Das neue Rentenpaket bringt mehr Geld
772 Euro pro Monat beträgt der durchschnittliche monatliche Rentenzahlbetrag wegen verminderter Erwerbsfähigkeit, laut Auskunft der Deutschen Rentenversicherung Bund. Das neue Rentenpaket, das ab 1. Januar 2019 kommt, soll diesen Rentnern künftig 70 Euro mehr im Monat bringen. Die Neuerung gelten allerdings nur für Neurentner. Die 1,8 Millionen Rentner, die bereits wegen verminderter Erwerbsfähigkeit im Ruhestand sind, profitieren nicht von diesem Gesetz. „Es ist seit Jahren so, dass Verbesserungen nur Neurentner betreffen“, klagt Carsten Vetter, Bezirksgeschäftsführer des VdK in Würzburg.
„Es wäre sozialpolitisch wünschenswert, auch die bereits laufenden EM-Renten zu verbessern. Der Koalitionsvertrag sieht eine solche Ausweitung jedoch nicht vor“, sagt Marina Küchen, Pressesprecherin im Bundesarbeitsministerium. Diese Entscheidung sei nicht leichtfertig getroffen worden. Die Einbeziehung des Rentenbestands hätte die Kosten um ein Vielfaches erhöht. „Dies wäre vor dem Hintergrund der Finanzierbarkeit der gesetzlichen Rentenversicherung schwierig darzustellen gewesen“, sagt Küchen. Außerdem sei zu beachten, dass das Recht in der gesetzlichen Rentenversicherung grundsätzlich nur für die Zukunft geändert wird – im positiven wie negativen Fall.

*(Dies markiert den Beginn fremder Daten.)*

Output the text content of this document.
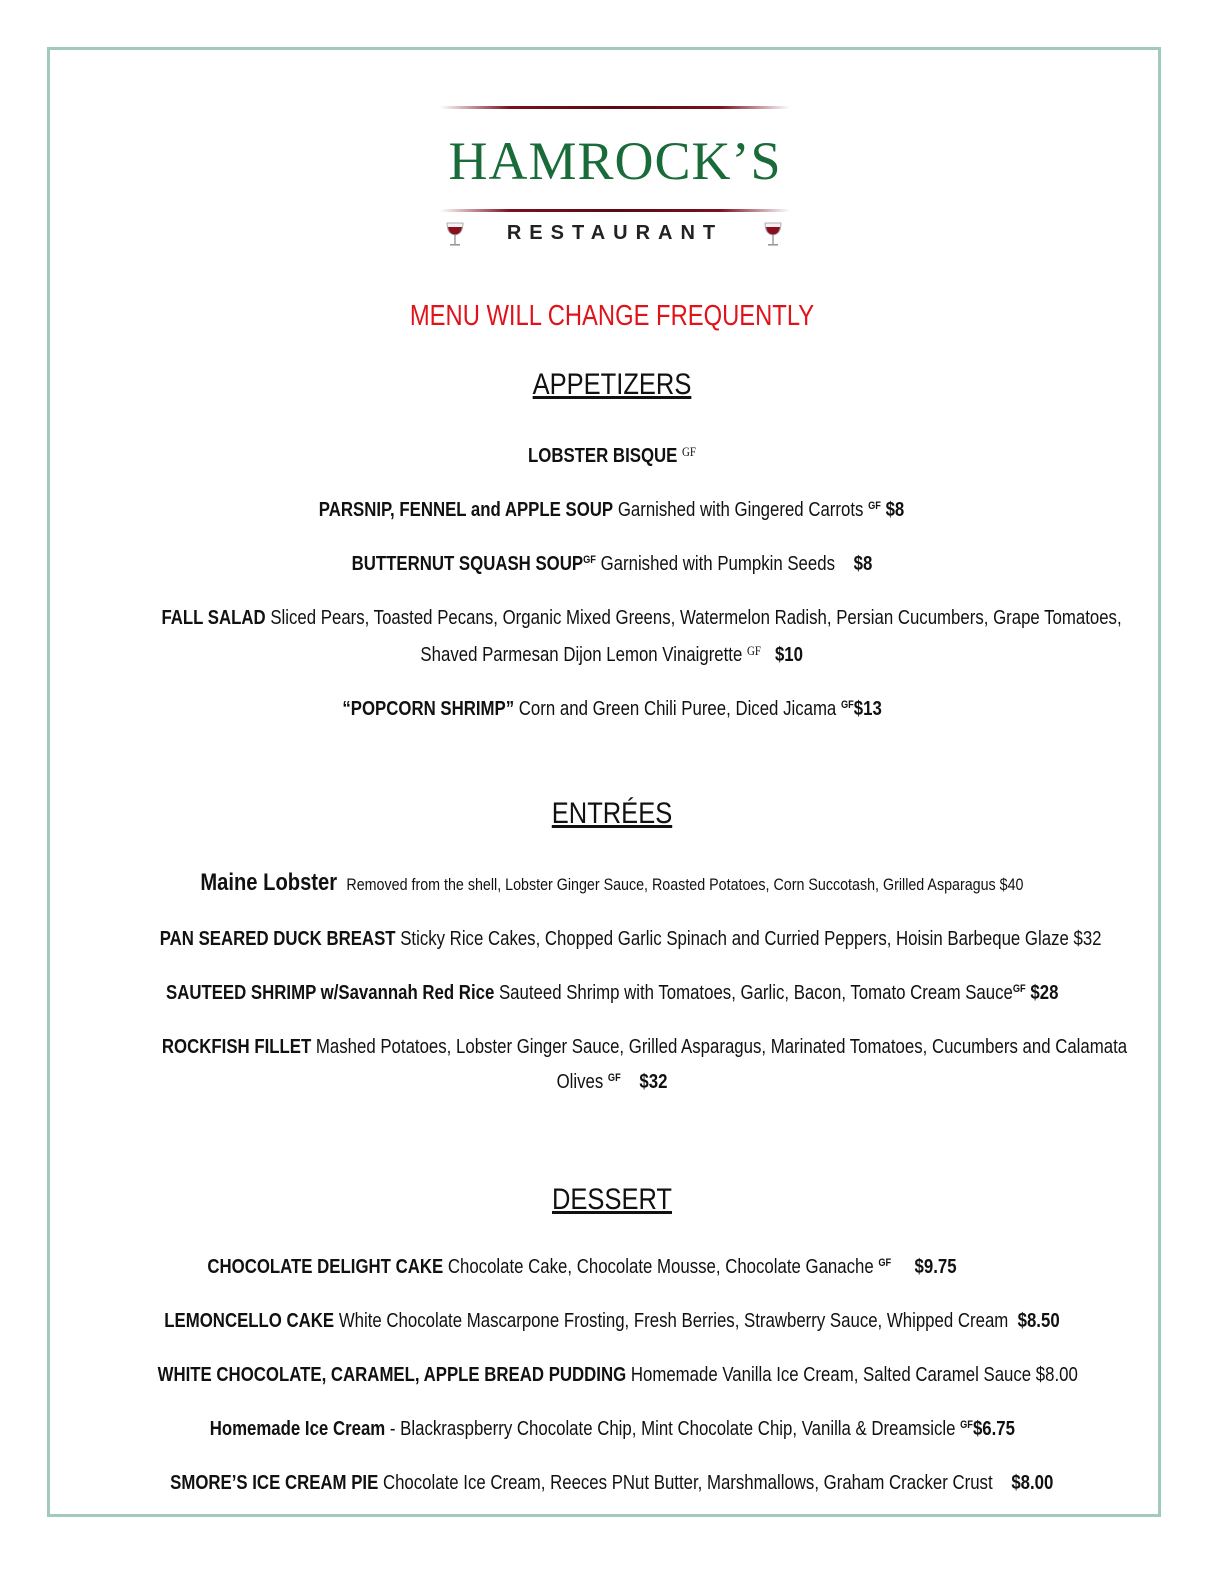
HAMROCK’S
RESTAURANT
MENU WILL CHANGE FREQUENTLY
APPETIZERS
LOBSTER BISQUE $^{GF}$
PARSNIP, FENNEL and APPLE SOUP Garnished with Gingered Carrots $^{GF}$ $8
BUTTERNUT SQUASH $SOUP^{GF}$ Garnished with Pumpkin Seeds $8
FALL SALAD Sliced Pears, Toasted Pecans, Organic Mixed Greens, Watermelon Radish, Persian Cucumbers, Grape Tomatoes,
Shaved Parmesan Dijon Lemon Vinaigrette $^{GF}$ $10
“POPCORN SHRIMP” Corn and Green Chili Puree, Diced Jicama $^{GF}$\$13
ENTRÉES
Maine Lobster Removed from the shell, Lobster Ginger Sauce, Roasted Potatoes, Corn Succotash, Grilled Asparagus $40
PAN SEARED DUCK BREAST Sticky Rice Cakes, Chopped Garlic Spinach and Curried Peppers, Hoisin Barbeque Glaze $32
SAUTEED SHRIMP w/Savannah Red Rice Sauteed Shrimp with Tomatoes, Garlic, Bacon, Tomato Cream Sauce$^{GF}$ $28
ROCKFISH FILLET Mashed Potatoes, Lobster Ginger Sauce, Grilled Asparagus, Marinated Tomatoes, Cucumbers and Calamata
Olives $^{GF}$ $32
DESSERT
CHOCOLATE DELIGHT CAKE Chocolate Cake, Chocolate Mousse, Chocolate Ganache $^{GF}$ $9.75
LEMONCELLO CAKE White Chocolate Mascarpone Frosting, Fresh Berries, Strawberry Sauce, Whipped Cream $8.50
WHITE CHOCOLATE, CARAMEL, APPLE BREAD PUDDING Homemade Vanilla Ice Cream, Salted Caramel Sauce $8.00
Homemade Ice Cream - Blackraspberry Chocolate Chip, Mint Chocolate Chip, Vanilla & Dreamsicle $^{GF}$\$6.75
SMORE’S ICE CREAM PIE Chocolate Ice Cream, Reeces PNut Butter, Marshmallows, Graham Cracker Crust $8.00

Eine zentrale Ursache für Armut
„Die bisherige Erwerbsminderungsrente ist eine zentrale Ursache für Altersarmut“, sagt der Würzburger Finanzwissenschaftler und Rentenexperte Professor Hans Fehr. Die aktuelle Reform war deshalb seiner Ansicht nach längst überfällig. Ist sie ausreichend in Bezug auf Leistungsverbesserung und den Betroffenenkreis? „Darüber kann man streiten“, sagt Fehr. „Es muss bei der Höhe ein Abstand zur Regelaltersrente gewahrt bleiben. Sonst gibt es zu starke Anreize zu versuchen über die Erwerbsminderungsrente vorzeitig in den Ruhestand zu wechseln.“
Die Rentenversicherung hatte immer wieder deutlich gemacht, dass gerade für die Erwerbsminderungsrentner zielgerichtete Lösungen zur Bekämpfung von Altersarmut notwendig sind. „Zurzeit liegt die Quote der auf Grundsicherung angewiesenen Erwerbsminderungsrentner bei rund 15 Prozent. Das ist das Dreifache dessen, was wir vor zehn Jahren hatten“, sagt Dirk von der Heide, Pressesprecher der Rentenversicherung Bund. Die geplanten Verbesserungen begrüßt von der Heide: „Mit der Verlängerung der Zurechnungszeit wird für Menschen, die auf die Zahlung einer EM-Rente angewiesen sind, ein weiterer Schritt zur Vermeidung von Altersarmut getan.“
Frühindikator für die Probleme der Rente
Für den Rentenexperte und Buchautor Holger Balodis sind die EM-Renten ein Frühindikator für die Probleme der normalen Altersrente: „Auch Normalverdiener werden nach einem langen Arbeitleben nur kümmerliche Renten bekommen. Bei EM-Rentnern wird dies nur deutlich früher aktenkundig.“ Und was tut die Bundesregierung für jene rund 30 Millionen derzeit noch gesunden Beschäftigten, die im Verlauf der nächsten Jahrzehnte nach und nach in Rente gehen werden? „Nichts – eine Verbesserung der im europäischen Vergleich kümmerlichen Renten ist nicht geplant“, sagt Balodis. Dabei wäre genau das „eine Frage des Anstands und der Fairness“ – von der alle profitieren: EM-Rentner und normale Altersrentner.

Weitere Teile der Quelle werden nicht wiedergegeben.